Nor can the presence of the defendant here change the situs of the property he owns. He cannot, by coming to Philadelphia with the deed in his pocket to a house he owns in Wilmington, bring the real estate here.

None of these facts change the situs of the stock, neither the registration of the corporation, the presence of its officers, the presence of the defendant nor the presence of the certificates.

It is argued that the Act of May 5, 1911, §§ 13, 14 and 22, P. L. 126, subjects the stock of foreign corporations to attachment. Section 14 provides that “the creditor shall be entitled to such aid, ... by injunction and otherwise, in attaching such certificate or in satisfying the claim by means thereof as is allowed by law or in equity in regard to property which cannot be readily attached.” But by section 22 the “certificates” and “shares” referred to in the body of the act are those of this State or of another state “whose laws are consistent with this act;” provisions foreshadowed by the title of the act v/hen it states its purpose to “make uniform the law.”

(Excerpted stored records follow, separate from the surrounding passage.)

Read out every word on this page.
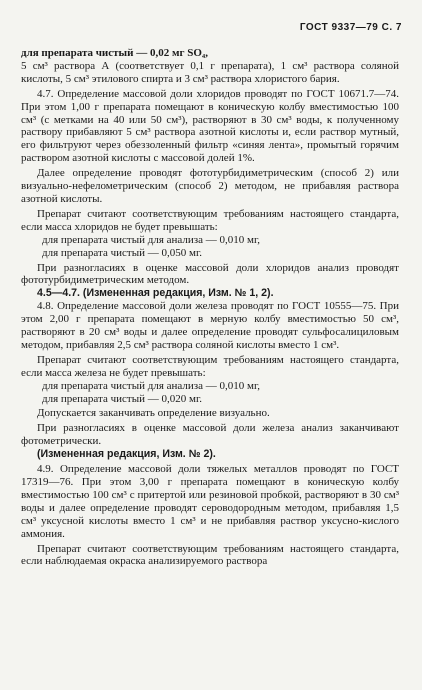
ГОСТ 9337—79 С. 7

для препарата чистый — 0,02 мг SO₄,

5 см³ раствора А (соответствует 0,1 г препарата), 1 см³ раствора соляной кислоты, 5 см³ этилового спирта и 3 см³ раствора хлористого бария.

4.7. Определение массовой доли хлоридов проводят по ГОСТ 10671.7—74. При этом 1,00 г препарата помещают в коническую колбу вместимостью 100 см³ (с метками на 40 или 50 см³), растворяют в 30 см³ воды, к полученному раствору прибавляют 5 см³ раствора азотной кислоты и, если раствор мутный, его фильтруют через обеззоленный фильтр «синяя лента», промытый горячим раствором азотной кислоты с массовой долей 1%.

Далее определение проводят фототурбидиметрическим (способ 2) или визуально-нефелометрическим (способ 2) методом, не прибавляя раствора азотной кислоты.

Препарат считают соответствующим требованиям настоящего стандарта, если масса хлоридов не будет превышать:

для препарата чистый для анализа — 0,010 мг,

для препарата чистый — 0,050 мг.

При разногласиях в оценке массовой доли хлоридов анализ проводят фототурбидиметрическим методом.

4.5—4.7. (Измененная редакция, Изм. № 1, 2).

4.8. Определение массовой доли железа проводят по ГОСТ 10555—75. При этом 2,00 г препарата помещают в мерную колбу вместимостью 50 см³, растворяют в 20 см³ воды и далее определение проводят сульфосалициловым методом, прибавляя 2,5 см³ раствора соляной кислоты вместо 1 см³.

Препарат считают соответствующим требованиям настоящего стандарта, если масса железа не будет превышать:

для препарата чистый для анализа — 0,010 мг,

для препарата чистый — 0,020 мг.

Допускается заканчивать определение визуально.

При разногласиях в оценке массовой доли железа анализ заканчивают фотометрически.

(Измененная редакция, Изм. № 2).

4.9. Определение массовой доли тяжелых металлов проводят по ГОСТ 17319—76. При этом 3,00 г препарата помещают в коническую колбу вместимостью 100 см³ с притертой или резиновой пробкой, растворяют в 30 см³ воды и далее определение проводят сероводородным методом, прибавляя 1,5 см³ уксусной кислоты вместо 1 см³ и не прибавляя раствор уксусно-кислого аммония.

Препарат считают соответствующим требованиям настоящего стандарта, если наблюдаемая окраска анализируемого раствора
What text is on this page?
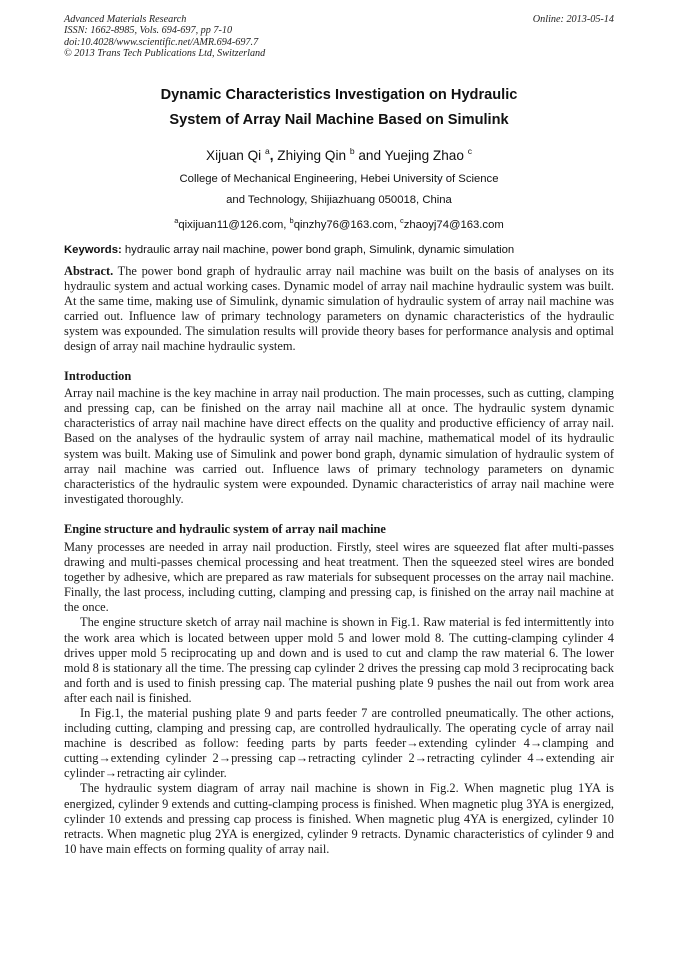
Advanced Materials Research
ISSN: 1662-8985, Vols. 694-697, pp 7-10
doi:10.4028/www.scientific.net/AMR.694-697.7
© 2013 Trans Tech Publications Ltd, Switzerland
Online: 2013-05-14
Dynamic Characteristics Investigation on Hydraulic
System of Array Nail Machine Based on Simulink
Xijuan Qi $^a$, Zhiying Qin $^b$ and Yuejing Zhao $^c$
College of Mechanical Engineering, Hebei University of Science
and Technology, Shijiazhuang 050018, China
$^a$qixijuan11@126.com, $^b$qinzhy76@163.com, $^c$zhaoyj74@163.com
Keywords: hydraulic array nail machine, power bond graph, Simulink, dynamic simulation

Abstract. The power bond graph of hydraulic array nail machine was built on the basis of analyses on its hydraulic system and actual working cases. Dynamic model of array nail machine hydraulic system was built. At the same time, making use of Simulink, dynamic simulation of hydraulic system of array nail machine was carried out. Influence law of primary technology parameters on dynamic characteristics of the hydraulic system was expounded. The simulation results will provide theory bases for performance analysis and optimal design of array nail machine hydraulic system.

Introduction

Array nail machine is the key machine in array nail production. The main processes, such as cutting, clamping and pressing cap, can be finished on the array nail machine all at once. The hydraulic system dynamic characteristics of array nail machine have direct effects on the quality and productive efficiency of array nail. Based on the analyses of the hydraulic system of array nail machine, mathematical model of its hydraulic system was built. Making use of Simulink and power bond graph, dynamic simulation of hydraulic system of array nail machine was carried out. Influence laws of primary technology parameters on dynamic characteristics of the hydraulic system were expounded. Dynamic characteristics of array nail machine were investigated thoroughly.

Engine structure and hydraulic system of array nail machine

Many processes are needed in array nail production. Firstly, steel wires are squeezed flat after multi-passes drawing and multi-passes chemical processing and heat treatment. Then the squeezed steel wires are bonded together by adhesive, which are prepared as raw materials for subsequent processes on the array nail machine. Finally, the last process, including cutting, clamping and pressing cap, is finished on the array nail machine at the once.

The engine structure sketch of array nail machine is shown in Fig.1. Raw material is fed intermittently into the work area which is located between upper mold 5 and lower mold 8. The cutting-clamping cylinder 4 drives upper mold 5 reciprocating up and down and is used to cut and clamp the raw material 6. The lower mold 8 is stationary all the time. The pressing cap cylinder 2 drives the pressing cap mold 3 reciprocating back and forth and is used to finish pressing cap. The material pushing plate 9 pushes the nail out from work area after each nail is finished.

In Fig.1, the material pushing plate 9 and parts feeder 7 are controlled pneumatically. The other actions, including cutting, clamping and pressing cap, are controlled hydraulically. The operating cycle of array nail machine is described as follow: feeding parts by parts feeder→extending cylinder 4→clamping and cutting→extending cylinder 2→pressing cap→retracting cylinder 2→retracting cylinder 4→extending air cylinder→retracting air cylinder.

The hydraulic system diagram of array nail machine is shown in Fig.2. When magnetic plug 1YA is energized, cylinder 9 extends and cutting-clamping process is finished. When magnetic plug 3YA is energized, cylinder 10 extends and pressing cap process is finished. When magnetic plug 4YA is energized, cylinder 10 retracts. When magnetic plug 2YA is energized, cylinder 9 retracts. Dynamic characteristics of cylinder 9 and 10 have main effects on forming quality of array nail.
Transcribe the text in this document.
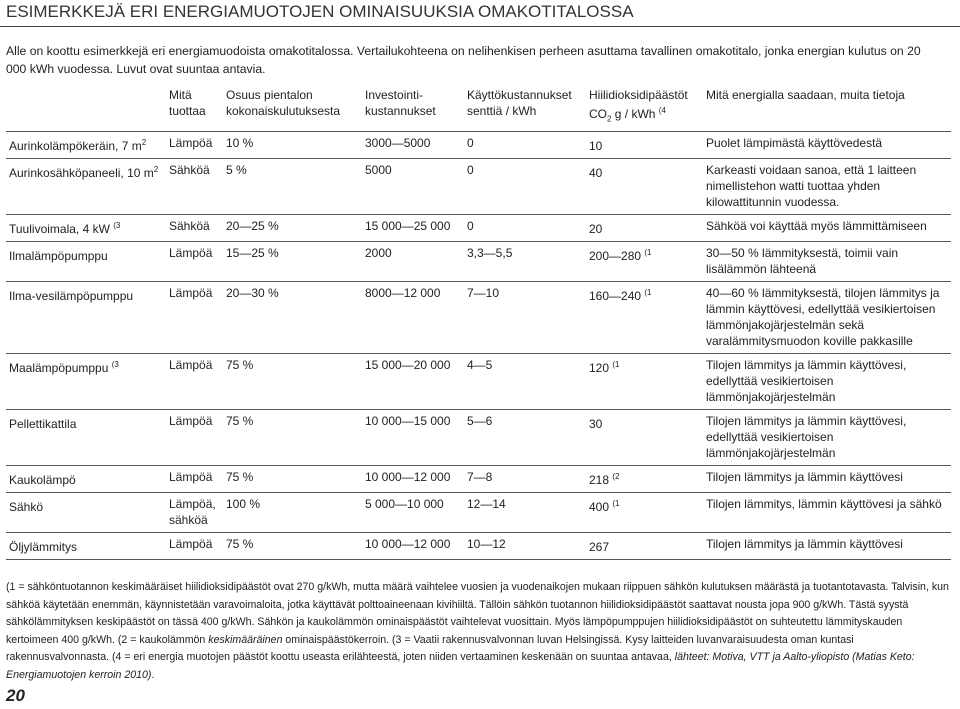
ESIMERKKEJÄ ERI ENERGIAMUOTOJEN OMINAISUUKSIA OMAKOTITALOSSA
Alle on koottu esimerkkejä eri energiamuodoista omakotitalossa. Vertailukohteena on nelihenkisen perheen asuttama tavallinen omakotitalo, jonka energian kulutus on 20 000 kWh vuodessa. Luvut ovat suuntaa antavia.
	Mitä tuottaa	Osuus pientalon kokonaiskulutuksesta	Investointi-kustannukset	Käyttökustannukset senttiä / kWh	Hiilidioksidipäästöt
$CO_2$ g / kWh $^{(4}$	Mitä energialla saadaan, muita tietoja
Aurinkolämpökeräin, 7 $m^2$	Lämpöä	10 %	3000—5000	0	10	Puolet lämpimästä käyttövedestä
Aurinkosähköpaneeli, 10 $m^2$	Sähköä	5 %	5000	0	40	Karkeasti voidaan sanoa, että 1 laitteen nimellistehon watti tuottaa yhden kilowattitunnin vuodessa.
Tuulivoimala, 4 kW $^{(3}$	Sähköä	20—25 %	15 000—25 000	0	20	Sähköä voi käyttää myös lämmittämiseen
Ilmalämpöpumppu	Lämpöä	15—25 %	2000	3,3—5,5	200—280 $^{(1}$	30—50 % lämmityksestä, toimii vain lisälämmön lähteenä
Ilma-vesilämpöpumppu	Lämpöä	20—30 %	8000—12 000	7—10	160—240 $^{(1}$	40—60 % lämmityksestä, tilojen lämmitys ja lämmin käyttövesi, edellyttää vesikiertoisen lämmönjakojärjestelmän sekä varalämmitysmuodon koville pakkasille
Maalämpöpumppu $^{(3}$	Lämpöä	75 %	15 000—20 000	4—5	120 $^{(1}$	Tilojen lämmitys ja lämmin käyttövesi, edellyttää vesikiertoisen lämmönjakojärjestelmän
Pellettikattila	Lämpöä	75 %	10 000—15 000	5—6	30	Tilojen lämmitys ja lämmin käyttövesi, edellyttää vesikiertoisen lämmönjakojärjestelmän
Kaukolämpö	Lämpöä	75 %	10 000—12 000	7—8	218 $^{(2}$	Tilojen lämmitys ja lämmin käyttövesi
Sähkö	Lämpöä, sähköä	100 %	5 000—10 000	12—14	400 $^{(1}$	Tilojen lämmitys, lämmin käyttövesi ja sähkö
Öljylämmitys	Lämpöä	75 %	10 000—12 000	10—12	267	Tilojen lämmitys ja lämmin käyttövesi
(1 = sähköntuotannon keskimääräiset hiilidioksidipäästöt ovat 270 g/kWh, mutta määrä vaihtelee vuosien ja vuodenaikojen mukaan riippuen sähkön kulutuksen määrästä ja tuotantotavasta. Talvisin, kun sähköä käytetään enemmän, käynnistetään varavoimaloita, jotka käyttävät polttoaineenaan kivihiiltä. Tällöin sähkön tuotannon hiilidioksidipäästöt saattavat nousta jopa 900 g/kWh. Tästä syystä sähkölämmityksen keskipäästöt on tässä 400 g/kWh. Sähkön ja kaukolämmön ominaispäästöt vaihtelevat vuosittain. Myös lämpöpumppujen hiilidioksidipäästöt on suhteutettu lämmityskauden kertoimeen 400 g/kWh. (2 = kaukolämmön keskimääräinen ominaispäästökerroin. (3 = Vaatii rakennusvalvonnan luvan Helsingissä. Kysy laitteiden luvanvaraisuudesta oman kuntasi rakennusvalvonnasta. (4 = eri energia muotojen päästöt koottu useasta erilähteestä, joten niiden vertaaminen keskenään on suuntaa antavaa, lähteet: Motiva, VTT ja Aalto-yliopisto (Matias Keto: Energiamuotojen kerroin 2010).
20
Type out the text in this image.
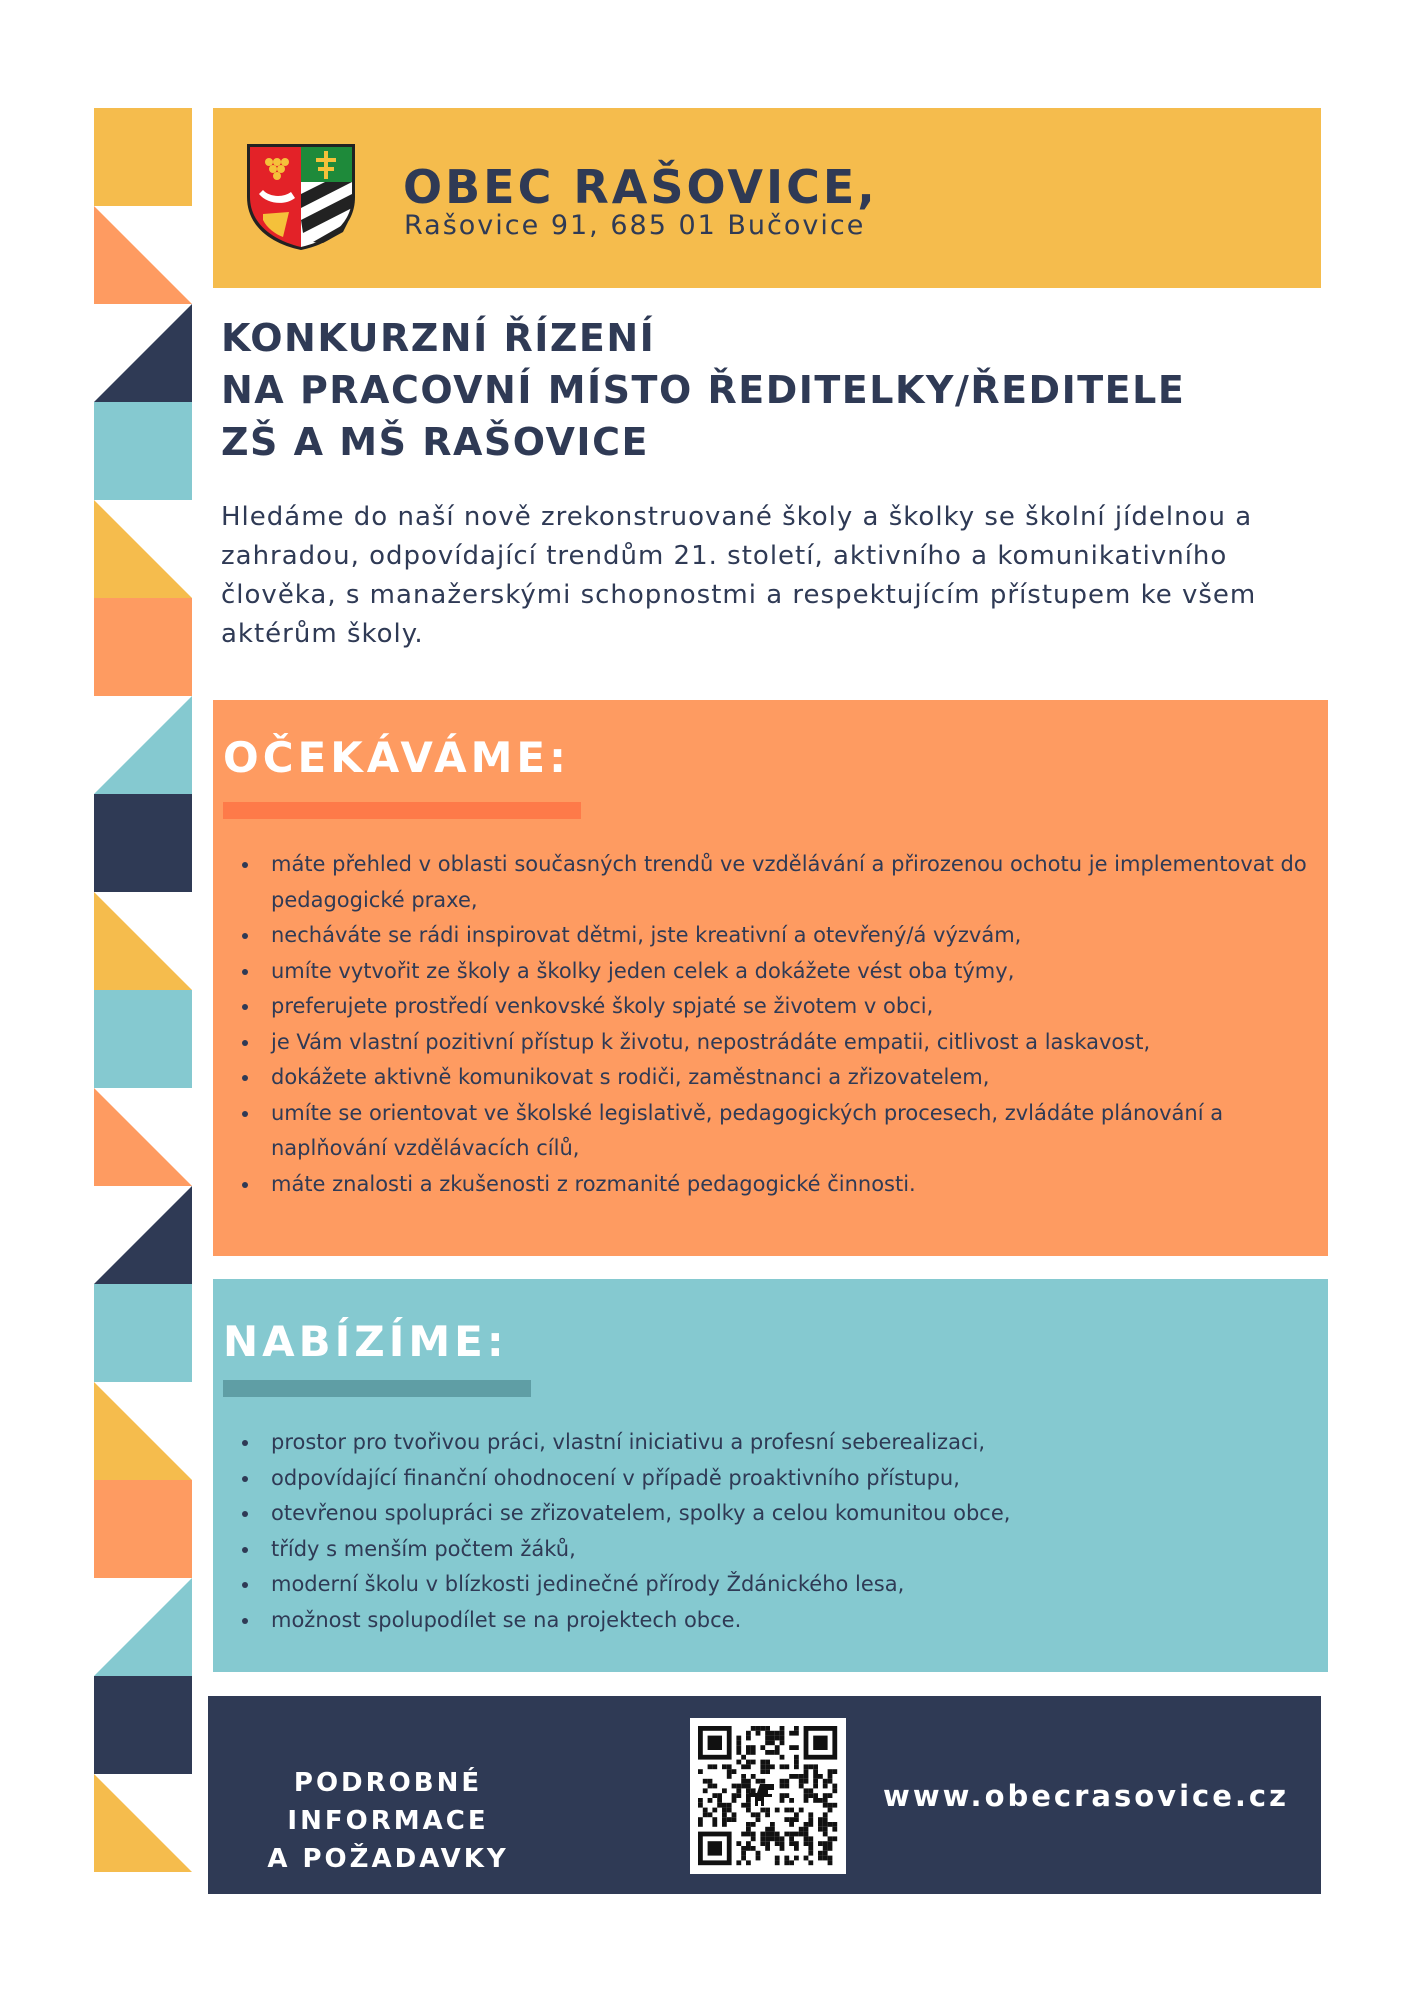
OBEC RAŠOVICE,
Rašovice 91, 685 01 Bučovice
KONKURZNÍ ŘÍZENÍ
NA PRACOVNÍ MÍSTO ŘEDITELKY/ŘEDITELE
ZŠ A MŠ RAŠOVICE

Hledáme do naší nově zrekonstruované školy a školky se školní jídelnou a zahradou, odpovídající trendům 21. století, aktivního a komunikativního člověka, s manažerskými schopnostmi a respektujícím přístupem ke všem aktérům školy.

OČEKÁVÁME:
• máte přehled v oblasti současných trendů ve vzdělávání a přirozenou ochotu je implementovat do pedagogické praxe,
• necháváte se rádi inspirovat dětmi, jste kreativní a otevřený/á výzvám,
• umíte vytvořit ze školy a školky jeden celek a dokážete vést oba týmy,
• preferujete prostředí venkovské školy spjaté se životem v obci,
• je Vám vlastní pozitivní přístup k životu, nepostrádáte empatii, citlivost a laskavost,
• dokážete aktivně komunikovat s rodiči, zaměstnanci a zřizovatelem,
• umíte se orientovat ve školské legislativě, pedagogických procesech, zvládáte plánování a naplňování vzdělávacích cílů,
• máte znalosti a zkušenosti z rozmanité pedagogické činnosti.
NABÍZÍME:
• prostor pro tvořivou práci, vlastní iniciativu a profesní seberealizaci,
• odpovídající finanční ohodnocení v případě proaktivního přístupu,
• otevřenou spolupráci se zřizovatelem, spolky a celou komunitou obce,
• třídy s menším počtem žáků,
• moderní školu v blízkosti jedinečné přírody Ždánického lesa,
• možnost spolupodílet se na projektech obce.
PODROBNÉ INFORMACE
A POŽADAVKY
www.obecrasovice.cz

We know of no statute of Delaware, nor does the plaintiff allege the existence of one, that is “consistent” with the Act of 1911. The supplement for 1927 to the Uniform Stock Transfer Act, vol. 6, published by Edward Thompson & Company, contains a list of states which have adopted the act — Delaware is not among them. So far as it relates to shares of a foreign corporation, the statute is quite opposed to the previously existing rule.

We are of opinion, for the reasons we have given, that we must not only make absolute the rule to set aside the fi. fa., but we must reconsider our order entered on Nov. 12, 1927, that the garnishee holds the shares “subject to the attachment.”

We were not aware when we entered that order that the shares with which we were dealing were shares of a foreign corporation.

We cannot order the sheriff to return the certificates to the defendant, as the latter asks. We are not informed by what title the garnishee, from whom *136the sheriff took the certificates, holds them. All we can order is that the sheriff return them to the person from whom he took or received them.

And now, Jan. 21, 1928, the rule is made absolute, in so far as it provides for setting aside the fi. fa. The order entered on Nov. 12, 1927, is vacated; and it is adjudged that the garnishee has in its possession no property of the defendant that is subject to the attachment.